Recordemos, en quinto lugar, que, a pesar de todo, de la natural caída del ser humano tanto en su calidad de individuo como de género, de la maldad nada difícil de descubrir, ocasionalmente en este mundo nos es dado el contemplar retazos de una justicia universal y cósmica. Es verdad que los tiranos tardan en caer mucho más de lo que desearíamos; es cierto que cuando lo hacen ya han dañado, no pocas veces de forma irreparable, innumerables existencias, pero, al fin y a la postre, el mal, la violencia o la injusticia acaban siendo derrotados. La Cancillería de Hitler convertida en un montón de ruinas o la caída del Muro de Berlín y de la Unión Soviética son tan sólo algunas de las muestras de esa justicia cósmica que nos ha sido dado ver en las últimas décadas. La Historia las contiene por decenas.
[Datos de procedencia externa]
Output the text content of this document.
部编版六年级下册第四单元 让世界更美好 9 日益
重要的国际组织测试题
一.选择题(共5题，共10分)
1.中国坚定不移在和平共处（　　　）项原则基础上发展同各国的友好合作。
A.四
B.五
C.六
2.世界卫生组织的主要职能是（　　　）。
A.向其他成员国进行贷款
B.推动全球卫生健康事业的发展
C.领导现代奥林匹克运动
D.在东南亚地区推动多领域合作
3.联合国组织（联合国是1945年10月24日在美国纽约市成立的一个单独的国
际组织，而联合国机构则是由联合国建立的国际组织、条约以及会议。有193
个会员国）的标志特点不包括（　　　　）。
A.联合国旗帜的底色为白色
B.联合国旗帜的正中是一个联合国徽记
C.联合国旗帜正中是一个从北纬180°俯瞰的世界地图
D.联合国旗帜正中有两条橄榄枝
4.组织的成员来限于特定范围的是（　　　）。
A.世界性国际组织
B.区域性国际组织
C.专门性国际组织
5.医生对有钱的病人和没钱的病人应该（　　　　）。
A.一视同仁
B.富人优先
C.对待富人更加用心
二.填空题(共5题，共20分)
En sexto lugar, ejerzamos el perdón. Son muy pocas las conductas que separan al ser humano de otras criaturas. Sin embargo, nosotros como individuos sí podemos ejercitarlo en la convicción de que constituirá una terapia para no pocos de los males psicológicos —quizá incluso físicos— que nos aquejan. Personalmente, yo he perdonado —y no guardo rencor alguno hacia ellos— a todos los que me han mentido, a todos los que han sido ingratos, todos los que han hecho todo lo posible por dañarme, a todos los que me han calumniado, a todos los que me han agredido, a todos los que me han robado física o intelectualmente y a todos los que han pretendido causarme e incluso me han causado cualquier tipo de mal.
Finalmente, en último lugar, preparémonos para salir de este mundo. Nos espera el vacío y más vale que estemos dispuestos a entrar en él. No sé con absoluta certeza que cuando haya de cruzar el umbral de la muerte lo haré con tranquilidad, con sosiego y serenidad. No lo sé, espero que sí, pero habrá que verlo.